As quickly as we have seen a remarkable change in the anticoagulation options available to the clinician, reversible agents soon followed, with the release of agents for all of the available NOACs hopefully on the horizon. A theoretical issue worth discussing exists among electrophysiologists who perform ablation on uninterrupted anticoagulation with no withheld doses of OAC. The aforementioned cohort studies involving uninterrupted dabigatran and rivaroxaban validate the strategy of uninterrupted NOAC therapy against warfarin [with the Apixaban Evaluation of Interrupted or Uninterrupted Anticoagulation for Ablation of AF (AEIOU) study results pending]. These studies show either a decreased bleeding risk with no major increase in complication rates or no significant difference in complications when compared with warfarin.
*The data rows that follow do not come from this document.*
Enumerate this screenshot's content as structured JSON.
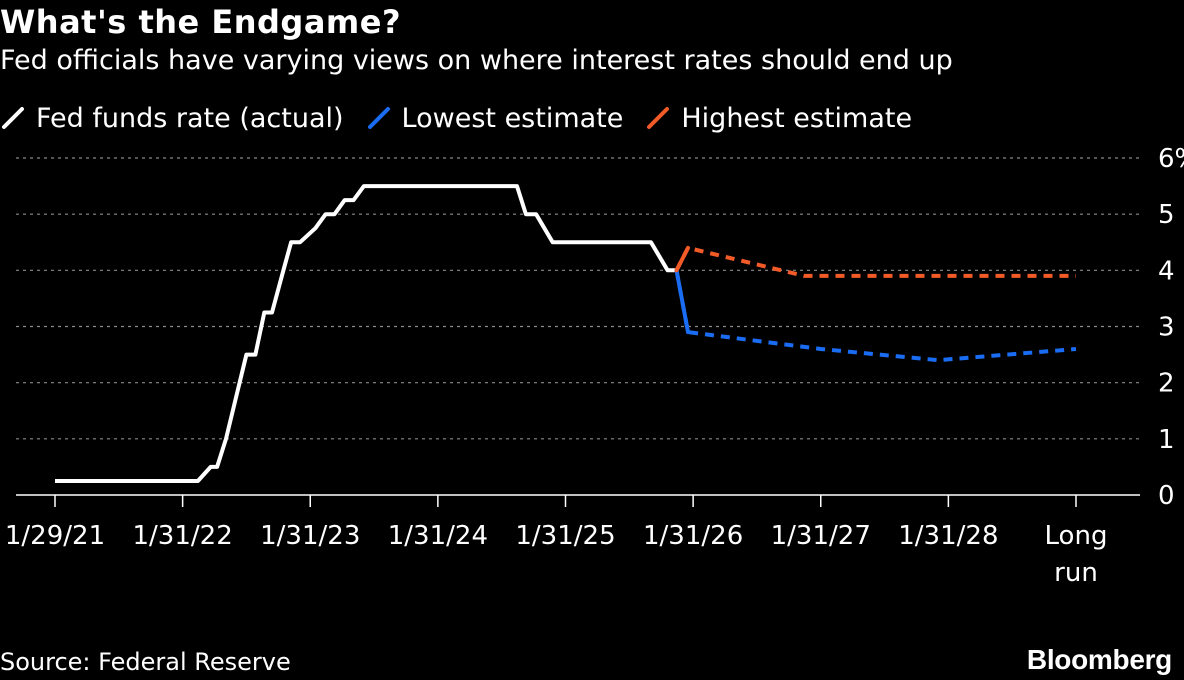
{
  "colors": {
    "background": "#000000",
    "actual": "#ffffff",
    "lowest": "#1a6cf2",
    "highest": "#f25a28",
    "grid": "#8a8a8a"
  },
  "source": "Source: Federal Reserve",
  "brand": "Bloomberg",
  "chart_data": {
    "type": "line",
    "title": "What's the Endgame?",
    "subtitle": "Fed officials have varying views on where interest rates should end up",
    "xlabel": "",
    "ylabel": "",
    "ylim": [
      0,
      6
    ],
    "y_ticks": [
      "0",
      "1",
      "2",
      "3",
      "4",
      "5",
      "6%"
    ],
    "x_ticks": [
      {
        "label": "1/29/21",
        "x": 2021.08
      },
      {
        "label": "1/31/22",
        "x": 2022.08
      },
      {
        "label": "1/31/23",
        "x": 2023.08
      },
      {
        "label": "1/31/24",
        "x": 2024.08
      },
      {
        "label": "1/31/25",
        "x": 2025.08
      },
      {
        "label": "1/31/26",
        "x": 2026.08
      },
      {
        "label": "1/31/27",
        "x": 2027.08
      },
      {
        "label": "1/31/28",
        "x": 2028.08
      },
      {
        "label": "Long run",
        "x": 2029.08
      }
    ],
    "xlim": [
      2021.08,
      2029.5
    ],
    "grid": true,
    "legend_position": "top-left",
    "series": [
      {
        "name": "Fed funds rate (actual)",
        "key": "actual",
        "style": "solid",
        "points": [
          [
            2021.08,
            0.25
          ],
          [
            2022.2,
            0.25
          ],
          [
            2022.3,
            0.5
          ],
          [
            2022.35,
            0.5
          ],
          [
            2022.42,
            1.0
          ],
          [
            2022.5,
            1.75
          ],
          [
            2022.58,
            2.5
          ],
          [
            2022.65,
            2.5
          ],
          [
            2022.72,
            3.25
          ],
          [
            2022.78,
            3.25
          ],
          [
            2022.87,
            4.0
          ],
          [
            2022.93,
            4.5
          ],
          [
            2023.0,
            4.5
          ],
          [
            2023.12,
            4.75
          ],
          [
            2023.2,
            5.0
          ],
          [
            2023.27,
            5.0
          ],
          [
            2023.35,
            5.25
          ],
          [
            2023.42,
            5.25
          ],
          [
            2023.5,
            5.5
          ],
          [
            2024.7,
            5.5
          ],
          [
            2024.77,
            5.0
          ],
          [
            2024.85,
            5.0
          ],
          [
            2024.98,
            4.5
          ],
          [
            2025.75,
            4.5
          ],
          [
            2025.88,
            4.0
          ],
          [
            2025.95,
            4.0
          ]
        ]
      },
      {
        "name": "Lowest estimate",
        "key": "lowest",
        "style": "dashed",
        "points": [
          [
            2025.95,
            4.0
          ],
          [
            2026.04,
            2.9
          ],
          [
            2027.08,
            2.6
          ],
          [
            2028.0,
            2.4
          ],
          [
            2029.08,
            2.6
          ]
        ]
      },
      {
        "name": "Highest estimate",
        "key": "highest",
        "style": "dashed",
        "points": [
          [
            2025.95,
            4.0
          ],
          [
            2026.04,
            4.4
          ],
          [
            2026.95,
            3.9
          ],
          [
            2029.08,
            3.9
          ]
        ]
      }
    ]
  }
}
At the current time, however, we lack data on how this fits into AF ablation outcomes in the long-term. One could posit that, if no anticoagulation reversal agent exists, one might be more cautious in identifying endpoints to ablation, especially in those individuals who did not present in AF, wherein the ablation endpoints are less robust than in those who presented in AF. It would be wise, then, to follow these patients forward in registries, specifically looking not only for complications but also for AF recurrences, to ensure that we are not sacrificing procedural efficacy when alternative options exist.